One of the things destructive for normal relations between partners is over-directed review one another.
Criticism can be about anything, about what your partner is doing, what he thinks about his feelings, his desires, his movements, how he dresses or talks, what he says and how much more.
It should be emphasized pre-qualify the things that each of us can find himself in one form or another, while reading the article, once the visitor once controlled, but the question is often the criticism, which meant that, expressed how she told the context of marital relationship quality . This article applies, in particular, criticism between partners (both men and women), a fixed behavioral pattern existing in the marital relationship, which appears frequently intended to scold, blame, give orders and gain control over their partner.
Such critical following consistently and frequent during the current daily life includes, in fact, the whole essence and sense of existence of the partner and aspires to change it. There is constant criticism by taking over the world experience of the partner’s mind and set him who he is and how it will behave in accordance with the wishes and needs of the partner’s personal critical.
Critical partner sees as the only successful way, just right and does not see the possibility of other ways that other, equally successful, but different, to observe, behavior, thinking and so on. Any deviation of the way, as he sees it correctly, brings almost Immediate criticism, anger, guilt and judicial.
Constant criticism, even on small things, running a regular partner reported that he as a human being “wrong” and he needs to change to be someone else. He understands that the spouse does not accept it as it is causing him severe feelings of rejection, helplessness, hurt and vulnerable, loneliness, frustration, anger, lack of value and meaning, despair and insecurity.
Critical permanent and ongoing attempts to gain control over your partner’s world slowly permeates his soul, and a slow, gradual and sometimes, though hidden, it destroys the soul.
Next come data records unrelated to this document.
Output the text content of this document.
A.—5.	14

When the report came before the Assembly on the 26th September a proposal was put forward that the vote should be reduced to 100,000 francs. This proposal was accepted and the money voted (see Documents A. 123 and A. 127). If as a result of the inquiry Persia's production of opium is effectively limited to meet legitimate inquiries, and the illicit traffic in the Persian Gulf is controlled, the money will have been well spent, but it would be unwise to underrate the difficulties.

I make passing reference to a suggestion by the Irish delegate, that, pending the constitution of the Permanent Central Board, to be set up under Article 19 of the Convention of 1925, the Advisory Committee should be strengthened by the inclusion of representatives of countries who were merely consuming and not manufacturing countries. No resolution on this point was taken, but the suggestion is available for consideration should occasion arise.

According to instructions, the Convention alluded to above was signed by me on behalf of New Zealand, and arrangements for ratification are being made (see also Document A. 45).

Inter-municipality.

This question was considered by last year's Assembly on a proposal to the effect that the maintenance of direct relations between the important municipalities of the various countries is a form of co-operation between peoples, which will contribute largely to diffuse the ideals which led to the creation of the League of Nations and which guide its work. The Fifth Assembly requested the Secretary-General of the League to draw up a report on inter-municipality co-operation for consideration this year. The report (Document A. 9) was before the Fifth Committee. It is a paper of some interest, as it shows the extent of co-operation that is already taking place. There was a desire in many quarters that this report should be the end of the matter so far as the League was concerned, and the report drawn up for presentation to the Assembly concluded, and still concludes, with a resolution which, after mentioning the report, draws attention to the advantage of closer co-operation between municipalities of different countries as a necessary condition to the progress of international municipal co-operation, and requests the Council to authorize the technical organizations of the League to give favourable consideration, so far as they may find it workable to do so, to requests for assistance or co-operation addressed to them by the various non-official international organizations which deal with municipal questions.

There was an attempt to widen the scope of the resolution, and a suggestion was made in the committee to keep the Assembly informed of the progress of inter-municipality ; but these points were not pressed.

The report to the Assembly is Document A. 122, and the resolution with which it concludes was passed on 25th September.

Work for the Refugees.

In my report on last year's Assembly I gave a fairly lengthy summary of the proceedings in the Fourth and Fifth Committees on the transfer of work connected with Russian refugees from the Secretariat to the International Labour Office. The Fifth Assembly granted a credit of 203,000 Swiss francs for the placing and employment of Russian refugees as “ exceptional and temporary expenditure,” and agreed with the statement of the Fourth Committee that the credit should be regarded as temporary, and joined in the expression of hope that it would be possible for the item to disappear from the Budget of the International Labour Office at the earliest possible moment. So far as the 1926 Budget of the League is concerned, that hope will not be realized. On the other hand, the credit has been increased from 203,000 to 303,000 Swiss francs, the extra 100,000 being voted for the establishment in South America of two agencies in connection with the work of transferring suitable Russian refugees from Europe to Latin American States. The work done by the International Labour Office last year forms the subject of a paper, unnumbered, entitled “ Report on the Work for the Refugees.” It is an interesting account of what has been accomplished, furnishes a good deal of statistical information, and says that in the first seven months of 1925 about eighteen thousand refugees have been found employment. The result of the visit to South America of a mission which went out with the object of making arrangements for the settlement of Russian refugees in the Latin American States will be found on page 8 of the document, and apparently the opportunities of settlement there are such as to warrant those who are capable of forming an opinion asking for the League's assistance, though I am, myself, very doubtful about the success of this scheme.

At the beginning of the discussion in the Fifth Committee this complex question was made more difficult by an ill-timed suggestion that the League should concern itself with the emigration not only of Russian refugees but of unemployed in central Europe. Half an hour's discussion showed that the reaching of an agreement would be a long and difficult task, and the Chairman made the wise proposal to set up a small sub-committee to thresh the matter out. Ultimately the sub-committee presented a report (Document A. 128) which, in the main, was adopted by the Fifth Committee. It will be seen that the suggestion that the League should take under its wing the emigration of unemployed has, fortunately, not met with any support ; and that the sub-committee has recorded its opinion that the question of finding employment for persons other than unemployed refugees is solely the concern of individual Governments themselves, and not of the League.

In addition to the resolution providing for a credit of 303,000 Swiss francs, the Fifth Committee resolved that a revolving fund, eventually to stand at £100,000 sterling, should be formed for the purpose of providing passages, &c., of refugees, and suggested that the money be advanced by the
Controlled partner experienced the criticism directed at him as an attack on his self permanent, which even if he tries to please his partner, he can not succeed because this is an impossible task for him because he can not really change who he is. He can change certain behaviors here and there but not the essence of his inner world and not the qualities and personality.
You may contact even when only one partner is very critical and the other is trying to please him, but there is also the possibility that both partners continually visit each other. In either case review affects intimacy between the couple, keeping them from each other and can cause many arguments and disputes between the couple that cause alienation between them and refraining from verbal and physical affection, and, from sexual intercourse.
Continuous and constant criticism sends a message to a regular partner, even if not in words clearly, “I’m good and successful than you”, “I know better what is right and what should”, “One way is to have my way,” I assert, “You as well as I do so, you should listen to me “and so forth
A partner is a person there at the top of his personal priorities the issue of intimacy, romance and sacrifice of his spouse. In other words, a marriage meant to him much more than family. Before the human family the couple would prefer to find the right partner, perfect suitable – that which has warm feelings, love, romantic attraction to a strong sense of integrity. Without this sense – it would be very difficult to start a family and have children.
Rings engagement are rings eternal. Every woman has a special relation to the ring and the engagement of her. Boasts a ring of engagement to her and feel a strong emotional connection.
Many years of debate exists regarding the nature of man in terms of a fixed relationship. Some say that man is a polygamous (Recall – polygamy), sexual freedom he needs and he can not live naturally and faithfully all his life partnership with another person – that is, he is unable to be monogamous (Recall – monogamy), some say otherwise.